= Anne Waldschmidt =

German sociologist

Anne Waldschmidt (born 1958) is a German sociologist. She is a professor at the University of Cologne and teaches disability studies and sociology and politics of rehabilitation. She holds the first university position for disability studies in German-speaking countries.

==Biography==
Waldschmidt studied social sciences at the universities of Bremen, Germany, and Edinburgh, Scotland (1978–84). She worked as a social worker for a non-governmental charity organisation (1985–88), at the German Parliament as a scientific consultant in the field of genetic and reproductive technologies for the Green Party (1988–91), and as a research fellow at the University of Siegen, Germany (1992–95). In 1995 she received her PhD (Dr. rer. pol.) from Bremen University, funded by the private foundation Hans-Böckler-Stiftung. Her thesis The Subject in Human Genetics: Expert Discourses on the Agendas and Concepts for Human Genetic Counseling 1945-1990 was published in 1996; this book is now out of print. She undertook post-doctoral research at the universities of Siegen and Dortmund (1996–2000). Her second book Self-Determination as a Construction: Subjective Theories of Women and Men with Disabilities was published in 1999. In 2000-02 Anne Waldschmidt served as a professor of social sciences at the Protestant University of Applied Sciences Nuremberg. In 2002 she was appointed to a professorship of sociology of disability at the University of Cologne (Germany). In 2004 Waldschmidt established iDiS, the International research unit Disability Studies. In December 2008 the Faculty of Human Sciences at the University of Cologne renamed her position in “Sociology and Politics of Rehabilitation, Disability Studies”.

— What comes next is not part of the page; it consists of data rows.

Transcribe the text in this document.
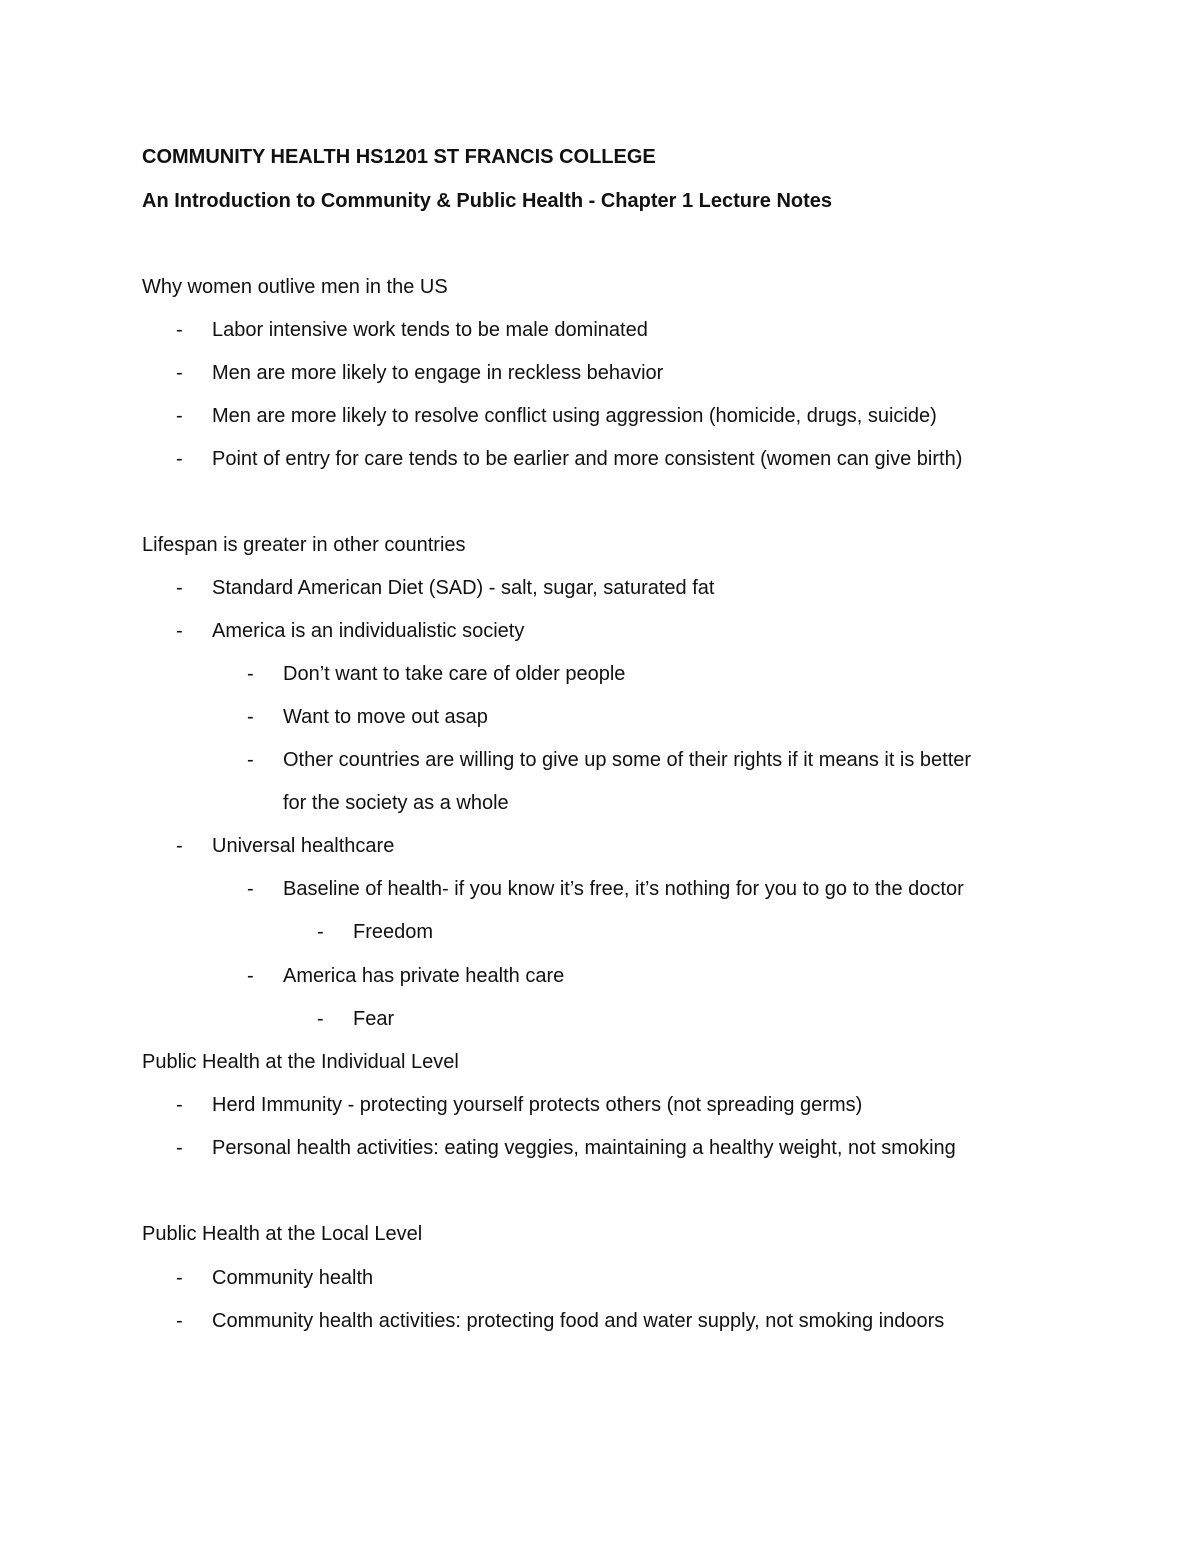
COMMUNITY HEALTH HS1201 ST FRANCIS COLLEGE
An Introduction to Community & Public Health - Chapter 1 Lecture Notes
Why women outlive men in the US
- Labor intensive work tends to be male dominated
- Men are more likely to engage in reckless behavior
- Men are more likely to resolve conflict using aggression (homicide, drugs, suicide)
- Point of entry for care tends to be earlier and more consistent (women can give birth)
Lifespan is greater in other countries
- Standard American Diet (SAD) - salt, sugar, saturated fat
- America is an individualistic society
- Don’t want to take care of older people
- Want to move out asap
- Other countries are willing to give up some of their rights if it means it is better
for the society as a whole
- Universal healthcare
- Baseline of health- if you know it’s free, it’s nothing for you to go to the doctor
- Freedom
- America has private health care
- Fear
Public Health at the Individual Level
- Herd Immunity - protecting yourself protects others (not spreading germs)
- Personal health activities: eating veggies, maintaining a healthy weight, not smoking
Public Health at the Local Level
- Community health
- Community health activities: protecting food and water supply, not smoking indoors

Waldschmidt is chief-editor of the scientific book series Disability Studies: Body – Power - Difference (since 2007), in cooperation with Thomas Macho, other colleagues and the German publisher transcript, Bielefeld (Germany). Her book publications by include the co-edition of the international section "Disability Studies in German Speaking Countries", in: Disability Studies Quarterly. The first journal in the field of disability studies, 2006, volume 26, number 2, the co-edited collection "Disability Studies, Sociology of Culture, and Sociology of Disability: Investigations in a new research field", the co-authored book "The Knowledge of the People. Bioethics, everyday life, and power on the Internet”, and the co-edited collection "Disability History: Constructions of disability in history. An introduction". She also co-edited the collection “Culture – Theory – Disability: Encounters between Disability Studies and Cultural Studies”. As co-editor in 2018 she published the collection “Understanding the Lived Experiences of Persons with Disabilities in Nine Countries. Active Citizenship and Disability in Europe Volume 2”, which resulted from the EU research project “DISCIT”.

In May, 2008 Waldschmidt was a visiting fellow at the Centre for Biomedicine & Society, King's College, London (UK). From October to December 2008 she was guest professor at the Department of Special Education, Stockholm University (Sweden), and during the summer term of 2010 she was visiting research professor at the Centre for Disability Studies, University of Leeds (UK). In the summer term 2011 Professor Waldschmidt was visiting professor at the University of Vienna (Austria). From 2007 until 2015 Waldschmidt was a member of the Academic Network of European Disability experts (ANED). From 2013 until 2016 she was also a member of the EU research consortium “Making Persons with Disabilities Full Citizens – New Knowledge for an Inclusive and Sustainable Social Model (DISCIT)”.

In 2019, she hosted the international conference "Histories, Practices and Policies of Disability" at the University of Cologne, in collaboration with ALTER, European Society for Disability Research. From 2018 until 2021 Waldschmidt conducts the research project “Dispositifs of ‘Dis/ability’ in Transformation. (Employed) work as biographical experience and everyday practice in the context of dis/ability” (funded by German Research Foundation).

Waldschmidt's research focuses on sociological aspects of human genetics and reproductive technologies; bio-politics and autonomy; normality, deviance, and disability; political participation, self-help organisations, and disability movements; health and social policy; disability policy in Europe and internationally; the sociology of knowledge; sociology of the body; gender studies, diversity studies; discourse analysis and qualitative empirical research.